State-owned National Gas Company, which ordered a freeze on wage hikes and bonuses last month, is remaining mum on whether cutbacks at the company will negatively affect contract employees.
GML Enterprise Desk understands that contract employees whose contracts expire at the end of 2015 have been told that in some cases contracts will be renewed for one month and in other cases for three months.
Questions emailed to NGC's spokesperson, Christine Punnett, on whether cutbacks at the state company would affect contract employment remained unanswered up to press time.
But she was more forthcoming when asked about the company's sponsorship of steelabnds. NGC currently sponsors the NGC Nightingales, NGC Couva Joylanders and NGC Street Explosion. The company also sponsors a fourth band Gonzales Sheikers, a single pan steel Orchestra from Belmont.
Punnett said the terms of the agreement for sponsorship are governed by a three-year agreement dating from October 2013 to 2016. That agreement, announced by former NGC President Indar Maharaj, was valued at $4.5 million. Maharaj was dismissed from the company earlier this week.
Asked whether the budget for sponsorship would be cut, Punnett said: "NGC is very mindful of the economic situation and would make adjustments as required, taking into consideration its social commitments, discussions with stake holders and financial position."
Asked whether the company considers the pan sponsorships to be financially sound, in light of falling gas prices and the wage freeze at the company, Punnett described the sponsorships as a "corporate social investment and therefore a sound financial decision that impacts the company's sustainability of operations and also the national community as a whole."
She refused to divulge details of the sponsorship agreements between NGC and the steel orchestras saying the details are confidential, "so to disclose this information would place undue price pressure upon the band's management from suppliers, service providers and other stake holders. It could be a security risk to disclose such information."
The NGC did not respond to a question on whether it would undertake cutbacks in other areas like community projects and any other discretionary spending.
However, spokesperson for state-owned Petrotrin, Gillian Friday, told the GML Enterprise desk that in light of the current economic scenario with falling oil prices the company has to take a close look at discretionary spending which involves things like donations and sponsorships.
She said: "Our operating costs are high so discretionary spending would have to be looked at." Friday said this would require a review "and where we can we will reduce. We need to manage it a lot closer."
Only this week Phase II Pan Groove, which the company sponsored since 1999, ended its relationship with Petrotrin. Friday said this decision was made by the steelband management and had nothing to do with a cut in allocation.
She said just days before the decision by Phase II to move on, the Petrotrin Board met on the sponsorship issue and agreed to a figure for 2016 which was similar to that allocated in 2015. She would not divulge details of the amount but said "it was no where close to a million dollars." But there was no breach of contract since she said the one-year contract the company had with the band had come to an end in any event.

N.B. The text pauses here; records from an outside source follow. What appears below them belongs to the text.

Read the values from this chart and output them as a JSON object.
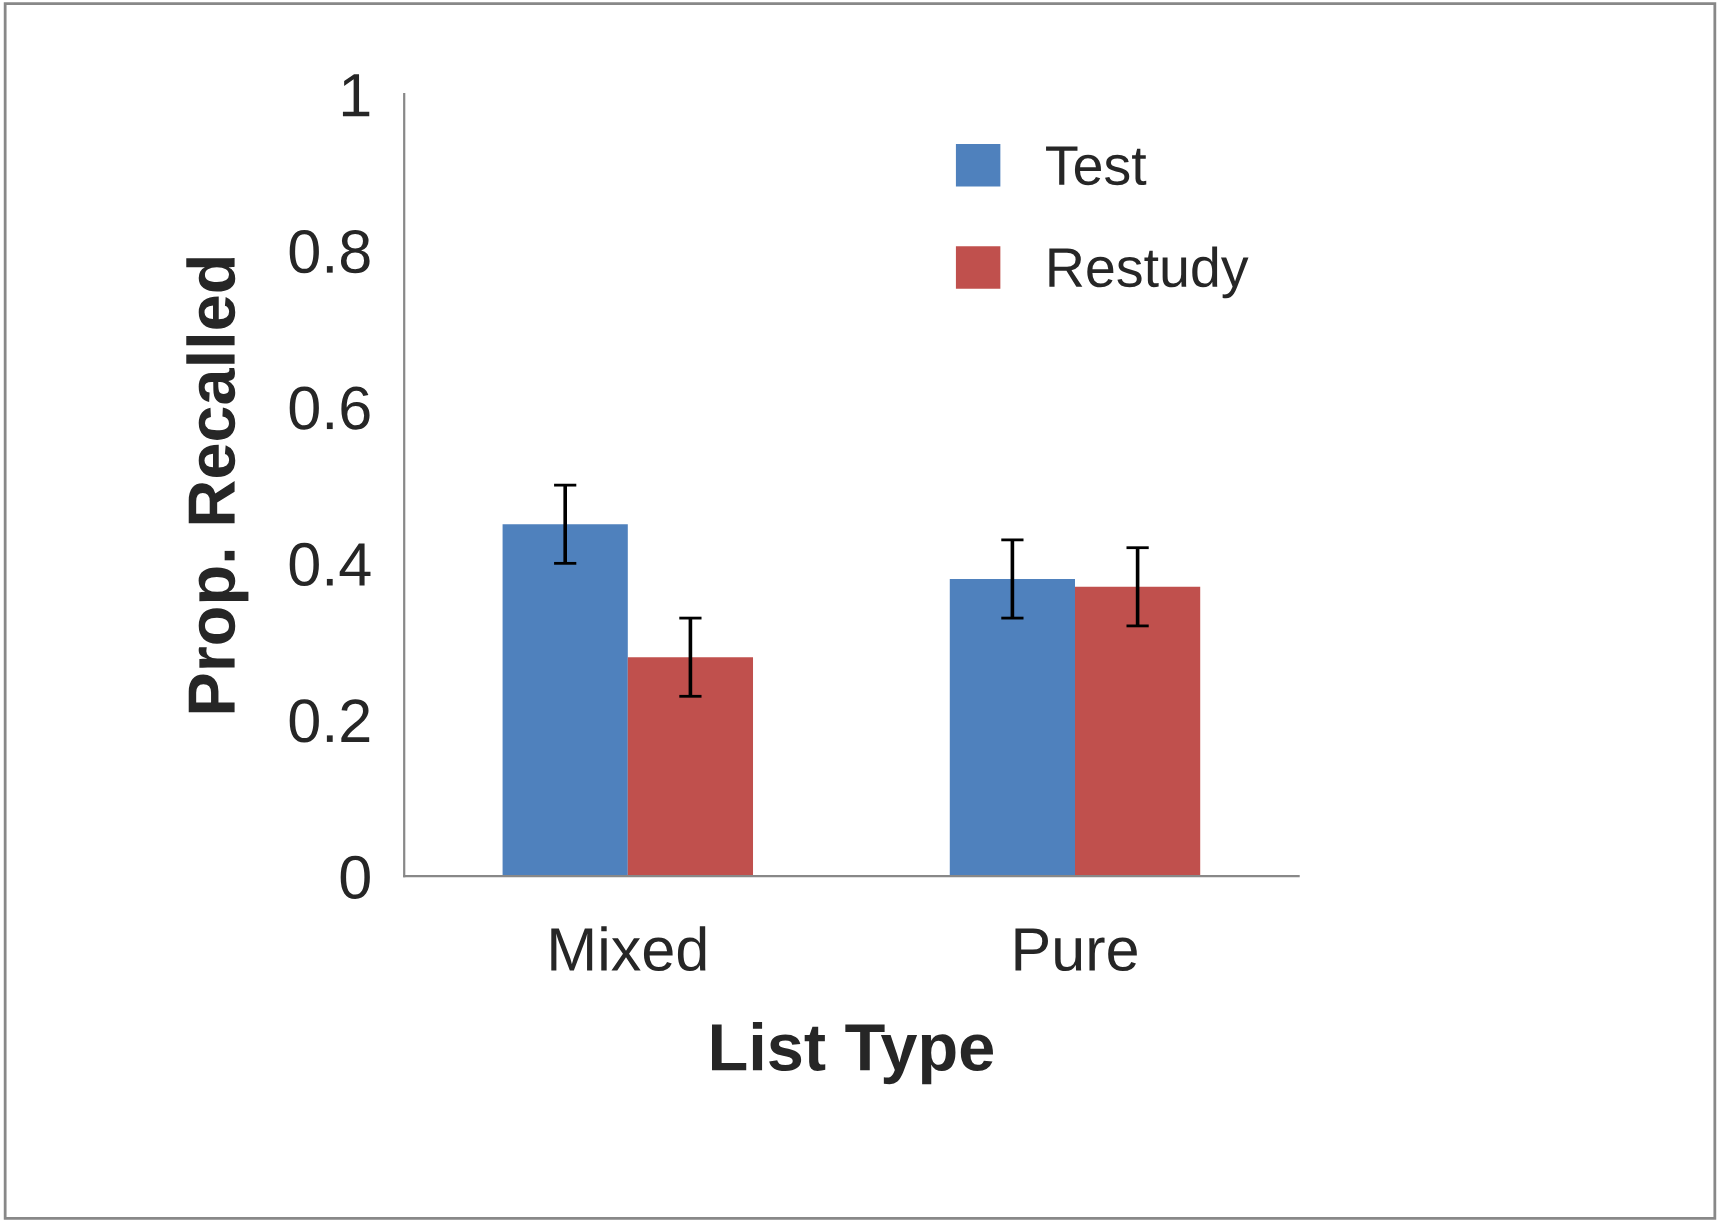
{
  "chart_data": {
    "type": "bar",
    "xlabel": "List Type",
    "ylabel": "Prop. Recalled",
    "categories": [
      "Mixed",
      "Pure"
    ],
    "series": [
      {
        "name": "Test",
        "color": "#4f81bd",
        "values": [
          0.45,
          0.38
        ],
        "errors": [
          0.05,
          0.05
        ]
      },
      {
        "name": "Restudy",
        "color": "#c0504d",
        "values": [
          0.28,
          0.37
        ],
        "errors": [
          0.05,
          0.05
        ]
      }
    ],
    "ylim": [
      0,
      1
    ],
    "yticks": [
      0,
      0.2,
      0.4,
      0.6,
      0.8,
      1
    ],
    "grid": false,
    "legend": "top right"
  }
}
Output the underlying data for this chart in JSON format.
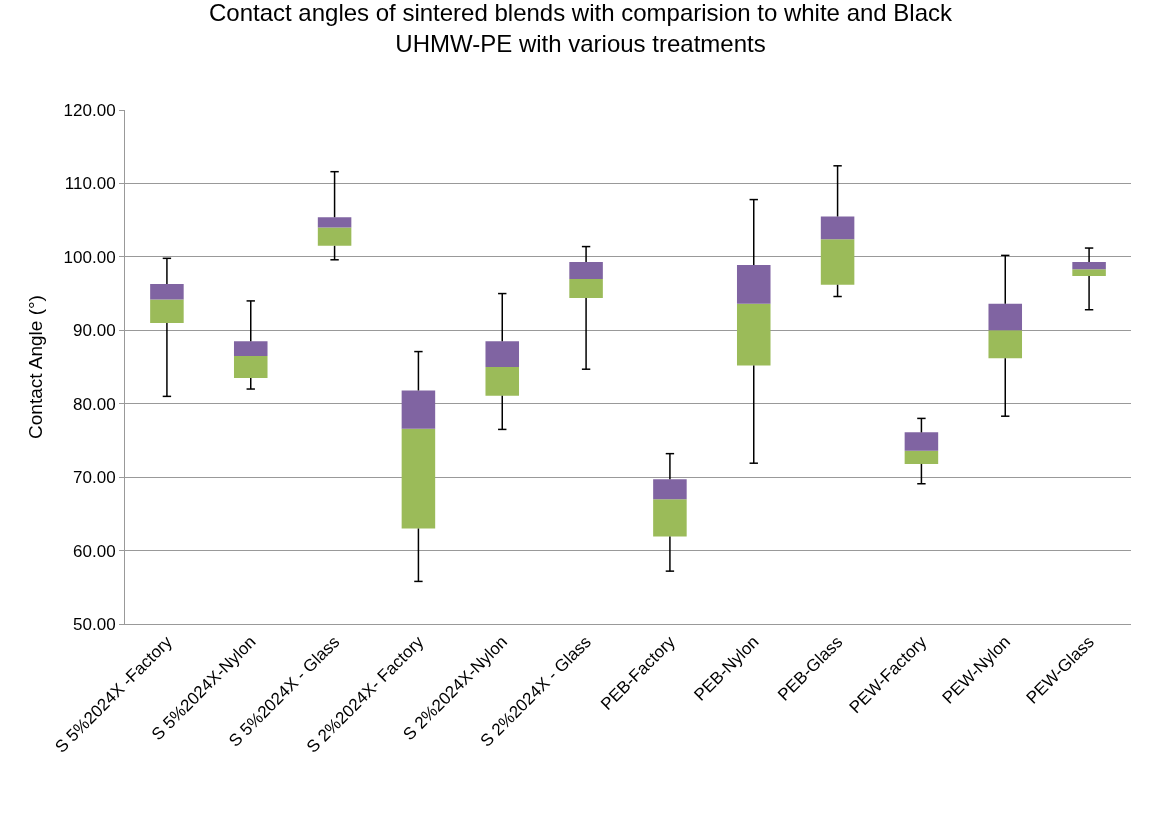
{
  "chart_data": {
    "type": "box",
    "title": "Contact angles of sintered blends with comparision to white and Black\nUHMW-PE with various treatments",
    "ylabel": "Contact Angle (°)",
    "categories": [
      "S 5%2024X -Factory",
      "S 5%2024X-Nylon",
      "S 5%2024X - Glass",
      "S 2%2024X- Factory",
      "S 2%2024X-Nylon",
      "S 2%2024X - Glass",
      "PEB-Factory",
      "PEB-Nylon",
      "PEB-Glass",
      "PEW-Factory",
      "PEW-Nylon",
      "PEW-Glass"
    ],
    "series": [
      {
        "color": "#8064a2",
        "colors": [
          "#9bbb59",
          "#9bbb59",
          "#9bbb59",
          "#9bbb59",
          "#9bbb59",
          "#9bbb59",
          "#9bbb59",
          "#9bbb59",
          "#9bbb59",
          "#9bbb59",
          "#9bbb59",
          "#9bbb59"
        ],
        "boxes": [
          {
            "low": 81.0,
            "q1": 91.0,
            "median": 94.2,
            "q3": 96.3,
            "high": 99.8
          },
          {
            "low": 82.0,
            "q1": 83.5,
            "median": 86.5,
            "q3": 88.5,
            "high": 94.0
          },
          {
            "low": 99.6,
            "q1": 101.5,
            "median": 104.0,
            "q3": 105.4,
            "high": 111.6
          },
          {
            "low": 55.8,
            "q1": 63.0,
            "median": 76.6,
            "q3": 81.8,
            "high": 87.1
          },
          {
            "low": 76.5,
            "q1": 81.1,
            "median": 85.0,
            "q3": 88.5,
            "high": 95.0
          },
          {
            "low": 84.7,
            "q1": 94.4,
            "median": 97.0,
            "q3": 99.3,
            "high": 101.4
          },
          {
            "low": 57.2,
            "q1": 61.9,
            "median": 67.0,
            "q3": 69.7,
            "high": 73.2
          },
          {
            "low": 71.9,
            "q1": 85.2,
            "median": 93.6,
            "q3": 98.9,
            "high": 107.8
          },
          {
            "low": 94.6,
            "q1": 96.2,
            "median": 102.4,
            "q3": 105.5,
            "high": 112.4
          },
          {
            "low": 69.1,
            "q1": 71.8,
            "median": 73.6,
            "q3": 76.1,
            "high": 78.0
          },
          {
            "low": 78.3,
            "q1": 86.2,
            "median": 90.0,
            "q3": 93.6,
            "high": 100.2
          },
          {
            "low": 92.8,
            "q1": 97.4,
            "median": 98.3,
            "q3": 99.3,
            "high": 101.2
          }
        ]
      }
    ],
    "ylim": [
      50,
      120
    ],
    "yticks": [
      {
        "value": 50,
        "label": "50.00"
      },
      {
        "value": 60,
        "label": "60.00"
      },
      {
        "value": 70,
        "label": "70.00"
      },
      {
        "value": 80,
        "label": "80.00"
      },
      {
        "value": 90,
        "label": "90.00"
      },
      {
        "value": 100,
        "label": "100.00"
      },
      {
        "value": 110,
        "label": "110.00"
      },
      {
        "value": 120,
        "label": "120.00"
      }
    ],
    "grid": "y"
  }
}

While the partnership between Petrotrin and Phase II Pan Groove has ended, the company continues its support for the national instrument through the sponsorship of Petrotrin Hatters, Petrotrin Siparia Deltones and Petrotrin Katzenjammers.
The company will also maintain its support for 13 other unsponsored bands.
Miss Friday explained that those sponsorships are part of the company's Corporate Social Investment which impacts communities and they are not to be taken lightly, "communities depend on us."
President of Pan Trinbago Keith Diaz told the GML Enterprise Desk that he has received no word from any band as yet about problems with sponsorships in light of the current economic situation. He said bands would write privately to companies and try to get various levels of sponsorship. For example, Diaz said, "a band may write to TSTT and say this is what we need. TSTT may give them money and jerseys. We would not know the details as that is a private arrangement."
Diaz said Panorama begins on January 8th and he will meet with his finance team tomorrow. Culture Minister Minister Nyan Gadsby Dolly is currently waiting on the steelband organisation to get back to her on their needs for 2016 to take a note to Cabinet. But she has already signalled to Carnival stakeholders that the government is hardpressed at this time.
Diaz lamented that under the former Peoples Partnership government the steelband movement suffered a shortfall in funding. He said they are owed $3 million from 2014 and $2 million for 2015. Already as they plan ahead he said they have a shortfall of $4.768M for 2016.
He said the steelband movement had not received any increase in prize money for the past 10 years, but they have seen many other cultural groups benefit financially. He lamented "we in pan always have to bite the bullet."
Only on Thursday, Government spokesman Maxie Cuffy told the post-Cabinet news conference that the State allocation for the International Soca Monarch and the Chutney Soca Monarch shows had been reduced by 56 per cent and 40 per cent respectively.